Vierge du Tiers-Ordre de Saint-Dominique
(1457-1530)

Bse Stéphanie Quinzani
Bse Stéphanie Quinzani

Cette fille de saint Dominique naquit le 5 février 1457, à Orzinovi, petit village situé près de Brescia, en Italie. Son père, Lorenzo Quinzani alla bientôt s'établir à Soncino pour se mettre sous la conduite du dominicain Mathieu Carreri, célèbre maître de la vie intérieure. Celui-ci avait remarqué la petite Stéphanie et prédit à la jeune enfant qu'elle serait son héritière. L'enfant ne comprit rien à ces paroles, mais, quelques années plus tard, quand le bienheureux Matthieu mourut, la Sainte se sentit frappée au coeur d'une blessure très douloureuse. Au même instant, le défunt lui apparut et lui apprit que cette blessure était l'héritage qu'il lui avait promis.

La souffrance devait être le partage de la bienheureuse Stéphanie; elle était destinée par Dieu à prendre rang parmi ces âmes privilégiées que Sa divine sagesse conduit hors des voies communes et élève par des moyens extraordinaires jusqu'aux plus hauts sommets de la vie mystique.

Chez la bienheureuse, la grâce prévint la nature. A l'âge de sept ans, elle fit voeu de pauvreté, de virginité et d'obéissance. Notre-Seigneur voulut aussitôt lui montrer combien sa générosité Lui avait été agréable. Il lui apparut accompagné de Sa Très Sainte Mère, et de plusieurs autres Saints et lui donna le titre d'épouse et comme gage de cette alliance, lui remit un anneau précieux. Vers l'âge de dix à onze ans, elle sentit un vif attrait pour la souffrance. Elle comprit qu'elle devait suivre le Christ, son Époux, sur le chemin du Calvaire. Aussi se mit-elle à pratiquer une rigoureuse mortification. Les épreuves ne lui furent pas épargnées et le démon lui suscita de terribles tentations contre la sainte vertu. Pour en triompher, la jeune fille eut recours à un remède énergique: elle se précipita avec un courage intrépide dans un amas d'épines et s'y roula jusqu'à ce que la douleur eût calmé les efforts de la tentation.

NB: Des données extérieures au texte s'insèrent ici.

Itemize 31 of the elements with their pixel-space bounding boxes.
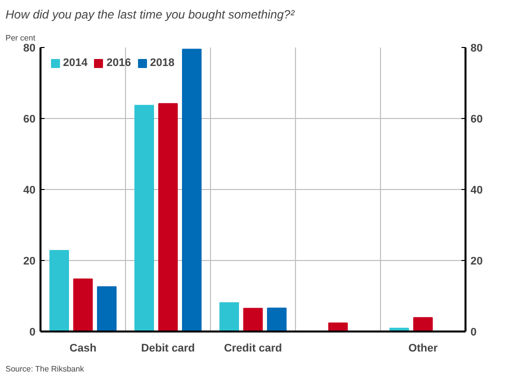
legend-label: 2018 [150,57,174,69]
bar [243,308,263,332]
bar [267,308,287,332]
x-tick-label: Debit card [141,342,195,354]
x-tick-label: Cash [70,342,97,354]
x-tick-label: Credit card [224,342,282,354]
y2-tick-label: 20 [470,256,483,268]
y-axis-title: Per cent [6,34,36,42]
y2-tick-label: 80 [470,42,483,54]
legend-label: 2014 [63,57,88,69]
y2-tick-label: 40 [470,184,483,196]
bar [182,48,202,332]
y-tick-label: 40 [23,184,36,196]
bar [134,104,154,332]
y-tick-label: 80 [23,42,36,54]
bar [328,322,348,332]
y-tick-label: 20 [23,256,36,268]
chart-title: How did you pay the last time you bought something?² [6,8,296,22]
source-note: Source: The Riksbank [6,364,86,374]
bar [49,250,69,332]
y2-tick-label: 60 [470,114,483,126]
bar [73,278,93,332]
x-tick-label: Other [408,342,438,354]
bar [97,286,117,332]
bar [158,103,178,332]
bar [219,302,239,332]
bar [413,317,433,332]
y-tick-label: 0 [29,326,36,338]
legend-label: 2016 [106,57,131,69]
y2-tick-label: 0 [470,326,477,338]
y-tick-label: 60 [23,114,36,126]
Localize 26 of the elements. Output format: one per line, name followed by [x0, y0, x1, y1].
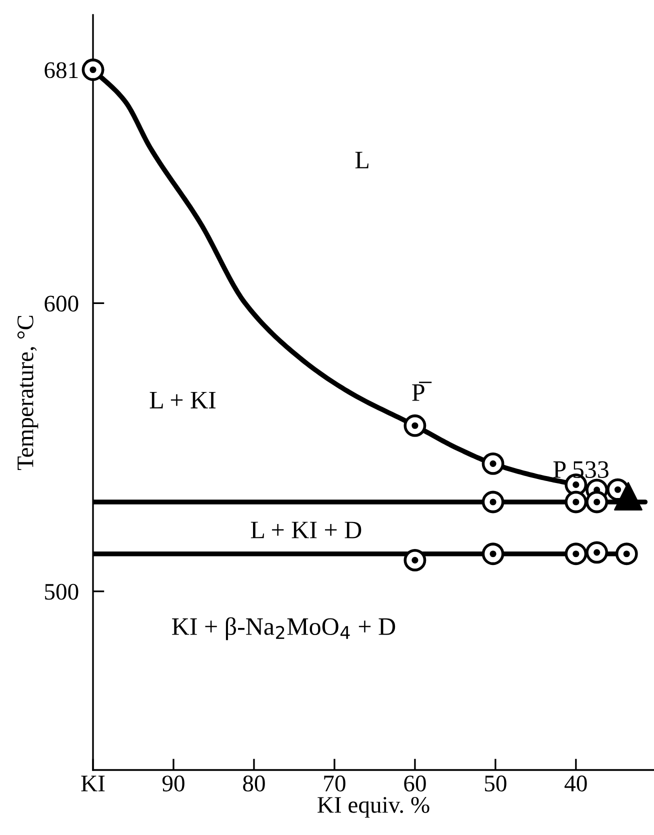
x-tick-label: 60: [404, 776, 426, 792]
point: [564, 542, 588, 566]
point: [586, 490, 608, 514]
point: [482, 542, 504, 566]
annotation: P̅: [412, 382, 432, 401]
x-axis-title: KI equiv. %: [318, 796, 430, 818]
x-tick-label: 50: [485, 776, 506, 792]
point: [482, 490, 504, 514]
x-tick-label: 40: [564, 776, 587, 792]
point: [404, 549, 426, 572]
annotation: P 533: [553, 461, 608, 478]
y-axis-title: Temperature, °C: [17, 316, 38, 470]
x-tick-label: 80: [243, 776, 265, 792]
x-tick-label: KI: [81, 776, 105, 792]
point: [614, 482, 642, 510]
annotation: KI + β-Na$_{2}$MoO$_{4}$ + D: [172, 617, 396, 640]
x-tick-label: 70: [324, 776, 346, 792]
point: [586, 541, 608, 564]
y-tick-label: 681: [44, 62, 78, 78]
y-tick-label: 500: [45, 584, 78, 600]
x-tick-label: 90: [162, 776, 184, 792]
y-tick-label: 600: [44, 296, 78, 312]
annotation: L: [355, 152, 368, 168]
annotation: L + KI + D: [250, 522, 362, 538]
annotation: L + KI: [150, 392, 216, 408]
point: [564, 490, 588, 514]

A l'âge de quinze ans, un Vendredi-Saint, alors qu'elle méditait avec larmes sur les souffrances de son Sauveur, elle reçut de Jésus-Christ l'impression des sacrés stigmates et Il lui déclara que désormais elle aurait part à toutes Ses douleurs et que dans chacun de ses membres elle porterait une partie de ce que Lui-même avait souffert. A partir de ce moment, chaque semaine, le vendredi, elle semblait reproduire dans son corps et dans son âme les mystères de la sanglante Passion. On la voyait dans une sorte d'agonie pendant laquelle il lui sortait de tous les pores une sueur mêlée de sang. Puis on eût dit qu'on la déchirait de coups de fouet. Enfin, sa tête portait comme l'empreinte du couronnement d'épines. A ces souffrances corporelles venaient s'ajouter d'indicibles angoisses morales. Pendant quarante ans, la Bienheureuse dut passer à travers des ténèbres, des sécheresses, des impuissances et des délaissements terribles. Et ce martyre de l'âme était si effroyable qu'elle eût succombé sous la rigueur des épreuves, si des faveurs extraordinaires n'étaient venues la soutenir.

Selon son plus grand désir et la promesse qu'elle avait faite en son jeune âge, elle revêtit l'habit du Tiers-Ordre de Saint-Dominique. Elle établit un monastère à Soncino et entreprit de bâtir un couvent sous le vocable de saint Paul. Dieu lui vint en aide, et, dès l'année 1519, une trentaine de jeunes filles des plus nobles familles y travaillaient sous sa direction à acquérir la perfection religieuse.

Elle mourut le 2 janvier 1530 à l'âge de soixante-treize ans en prononçant les paroles du Divin Crucifié dont elle avait été la fidèle imitatrice: "Seigneur, je remets mon âme entre Vos mains."